Friday, December 26, 2014

Issues

There were some issues getting our solar panels started (there was an electrical short), but they were finally fixed and the system was activated on December 11.

Since December 11 we have barely seen the sun.

Days are so short leading up to Christmas, and the weather remained cloudy, gloomy and overcast every day. There was a bit of sticky snow that covered them even after the rest of the roof melted.

It's been nothing but steely gray skies and simply no sun. Day after day.

A spot of sun on Christmas day and finally some visible sky today, but it was almost as if our solar panels had shut down the sun.

Could that be? Correlation or causation? Hard to tell.

Two days before Christmas men with chainsaws came. They took down the struggling spruces on the berm. It needed to be done, but the minute those big bulky trees were felled, I panicked. Bare space.

These are the two that came down.

Now there are no spruces flanking the river birch. The scene looks a little grim on a wet gray day.

We originally planted five dense spruce trees in a staggered row in 2005 to screen us from the road and houses behind. We added little pyramidal blue hollies in between each spruce. Later I added two big rangy river birches. And some spicebush shrubs. Over the next 9 years it all got way too crowded.

But I loved the complexity and lushness of this berm as it all grew together, and it really did screen our view. There was a brief moment a year or two ago when all the plants were in harmony, the right size next to each other.

It looked especially nice in winter. Not as crowded then as in the height of summer when the birches and yellowroot and spicebushes were in full leaf.

But plants grow. By early 2014 we had to take out the holly bushes that had been planted in between each spruce. They were too crowded.

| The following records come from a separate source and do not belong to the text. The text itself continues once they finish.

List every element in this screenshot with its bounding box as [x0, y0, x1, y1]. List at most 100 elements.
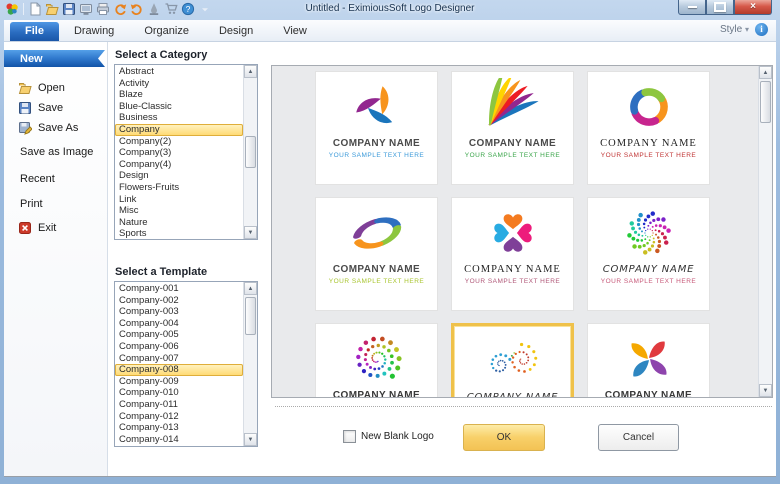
- category-item[interactable]: Blaze: [115, 89, 243, 101]
- template-item[interactable]: Company-012: [115, 411, 243, 423]
- tab-design[interactable]: Design: [204, 22, 268, 41]
- logo-tile[interactable]: COMPANY NAMEYOUR SAMPLE TEXT HERE: [315, 71, 438, 185]
- info-icon[interactable]: i: [755, 23, 768, 36]
- tile-company-name: COMPANY NAME: [452, 138, 573, 149]
- dot-spiral-logo-graphic: [342, 330, 412, 388]
- scrollbar-thumb[interactable]: [245, 136, 256, 168]
- scrollbar-thumb[interactable]: [760, 81, 771, 123]
- template-item[interactable]: Company-008: [115, 364, 243, 376]
- category-item[interactable]: Company(2): [115, 136, 243, 148]
- file-menu-item-save-as[interactable]: Save As: [4, 120, 107, 136]
- category-scrollbar[interactable]: ▲▼: [243, 65, 257, 239]
- category-item[interactable]: Sports: [115, 228, 243, 239]
- tab-file[interactable]: File: [10, 22, 59, 41]
- close-button[interactable]: ×: [734, 0, 772, 15]
- save-as-icon: [18, 121, 33, 135]
- category-item[interactable]: Company: [115, 124, 243, 136]
- logo-tile[interactable]: COMPANY NAMEYOUR SAMPLE TEXT HERE: [315, 197, 438, 311]
- scrollbar-track[interactable]: [244, 295, 257, 433]
- tile-company-name: COMPANY NAME: [316, 390, 437, 397]
- scrollbar-down-icon[interactable]: ▼: [244, 433, 257, 446]
- minimize-button[interactable]: [678, 0, 706, 15]
- template-item[interactable]: Company-002: [115, 295, 243, 307]
- tile-company-name: COMPANY NAME: [588, 138, 709, 149]
- pinwheel-logo-graphic: [614, 330, 684, 388]
- template-heading: Select a Template: [115, 266, 207, 278]
- category-item[interactable]: Design: [115, 170, 243, 182]
- category-item[interactable]: Nature: [115, 217, 243, 229]
- logo-tile[interactable]: COMPANY NAMEYOUR SAMPLE TEXT HERE: [587, 323, 710, 397]
- tile-company-name: COMPANY NAME: [588, 390, 709, 397]
- ok-button[interactable]: OK: [463, 424, 545, 451]
- template-item[interactable]: Company-003: [115, 306, 243, 318]
- new-blank-logo-checkbox[interactable]: New Blank Logo: [343, 430, 434, 443]
- template-item[interactable]: Company-006: [115, 341, 243, 353]
- template-scrollbar[interactable]: ▲▼: [243, 282, 257, 446]
- file-menu-item-label: Save as Image: [20, 146, 93, 158]
- template-item[interactable]: Company-009: [115, 376, 243, 388]
- category-item[interactable]: Link: [115, 194, 243, 206]
- file-menu-item-print[interactable]: Print: [4, 196, 107, 212]
- logo-tile[interactable]: COMPANY NAMEYOUR SAMPLE TEXT HERE: [451, 197, 574, 311]
- file-menu-item-label: Recent: [20, 173, 55, 185]
- scrollbar-down-icon[interactable]: ▼: [759, 384, 772, 397]
- category-item[interactable]: Activity: [115, 78, 243, 90]
- dot-curl-logo-graphic: [478, 332, 548, 390]
- file-menu-item-open[interactable]: Open: [4, 80, 107, 96]
- logo-tile[interactable]: COMPANY NAMEYOUR SAMPLE TEXT HERE: [587, 71, 710, 185]
- wing-logo-graphic: [478, 78, 548, 136]
- template-item[interactable]: Company-004: [115, 318, 243, 330]
- tile-company-name: COMPANY NAME: [454, 392, 571, 397]
- template-preview-panel: COMPANY NAME YOUR SAMPLE TEXT HERE COMPANY…: [271, 65, 773, 398]
- category-item[interactable]: Flowers-Fruits: [115, 182, 243, 194]
- scrollbar-up-icon[interactable]: ▲: [244, 282, 257, 295]
- cancel-button[interactable]: Cancel: [598, 424, 679, 451]
- category-item[interactable]: Business: [115, 112, 243, 124]
- tile-company-name: COMPANY NAME: [316, 264, 437, 275]
- template-item[interactable]: Company-005: [115, 329, 243, 341]
- file-menu-item-recent[interactable]: Recent: [4, 171, 107, 187]
- checkbox-box[interactable]: [343, 430, 356, 443]
- style-dropdown[interactable]: Style ▾: [720, 24, 749, 35]
- template-item[interactable]: Company-014: [115, 434, 243, 446]
- template-grid: COMPANY NAME YOUR SAMPLE TEXT HERE COMPANY…: [272, 66, 757, 397]
- file-menu-item-save-as-image[interactable]: Save as Image: [4, 144, 107, 160]
- template-item[interactable]: Company-007: [115, 353, 243, 365]
- file-menu-item-label: Save As: [38, 122, 78, 134]
- category-item[interactable]: Company(4): [115, 159, 243, 171]
- separator-line: [275, 406, 772, 407]
- maximize-button[interactable]: [706, 0, 734, 15]
- tab-view[interactable]: View: [268, 22, 322, 41]
- file-menu-item-label: New: [20, 53, 43, 65]
- template-item[interactable]: Company-013: [115, 422, 243, 434]
- category-item[interactable]: Misc: [115, 205, 243, 217]
- selection-panel: Select a Category AbstractActivityBlazeB…: [108, 42, 265, 476]
- tile-tagline: YOUR SAMPLE TEXT HERE: [452, 152, 573, 159]
- logo-tile[interactable]: COMPANY NAMEYOUR SAMPLE TEXT HERE: [315, 323, 438, 397]
- category-item[interactable]: Abstract: [115, 66, 243, 78]
- scrollbar-track[interactable]: [244, 78, 257, 226]
- logo-tile[interactable]: COMPANY NAMEYOUR SAMPLE TEXT HERE: [587, 197, 710, 311]
- template-item[interactable]: Company-010: [115, 387, 243, 399]
- file-menu-item-new[interactable]: New: [4, 50, 105, 67]
- file-menu-item-exit[interactable]: Exit: [4, 220, 107, 236]
- preview-scrollbar[interactable]: ▲▼: [758, 66, 772, 397]
- app-window: ? Untitled - EximiousSoft Logo Designer …: [0, 0, 780, 484]
- template-item[interactable]: Company-011: [115, 399, 243, 411]
- tile-company-name: COMPANY NAME: [316, 138, 437, 149]
- template-item[interactable]: Company-015: [115, 445, 243, 446]
- scrollbar-down-icon[interactable]: ▼: [244, 226, 257, 239]
- category-item[interactable]: Blue-Classic: [115, 101, 243, 113]
- scrollbar-up-icon[interactable]: ▲: [244, 65, 257, 78]
- scrollbar-thumb[interactable]: [245, 297, 256, 335]
- template-listbox: Company-001Company-002Company-003Company…: [114, 281, 258, 447]
- tab-organize[interactable]: Organize: [129, 22, 204, 41]
- tab-drawing[interactable]: Drawing: [59, 22, 129, 41]
- logo-tile[interactable]: COMPANY NAME YOUR SAMPLE TEXT HERE: [451, 71, 574, 185]
- template-item[interactable]: Company-001: [115, 283, 243, 295]
- scrollbar-up-icon[interactable]: ▲: [759, 66, 772, 79]
- scrollbar-track[interactable]: [759, 79, 772, 384]
- logo-tile-selected[interactable]: COMPANY NAMEYOUR SAMPLE TEXT HERE: [451, 323, 574, 397]
- category-item[interactable]: Company(3): [115, 147, 243, 159]
- file-menu-item-save[interactable]: Save: [4, 100, 107, 116]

I kept cutting back the spicebushes on the back of the berm, and I hacked off river birch branches all the time to get them off the spruces. The spruces succumbed to branch dieback in these conditions, and the two on the right were becoming bare.

Now the berm is asymmetrical -- there are still three closely grouped on the left side, but the right half of this raised area has only the river birch and some empty ground.

I think I will get several more spicebushes (Lindera benzoin) and add them to the two that I had stuffed in behind the now felled spruces. I'll make a grove of lindera, which can get quite large and spreading.

Here are the two on the back of the berm, after hacking these back for a couple years to keep them away from the spruces.

And here is one we saw at Cornell Plantations that had never been pruned.

I think these wide spreading large shrubs under the river birch will fill out the empty side of the berm. In a group they will add bulk to counter the three remaining spruces on the left, although they are deciduous and will be open and bare in winter.

They will form a middle height between the ground cover yellowroot and the tall river birch. They are woodsy, which is the look I still want for this berm. They will get big enough to screen the road when in leaf.

They are slow growers, though, which will drive me crazy waiting and I will be tempted to plant other things among them to "fill in" and then I'll have the same problem with crowding as before.

I have such issues with overstuffing my gardens.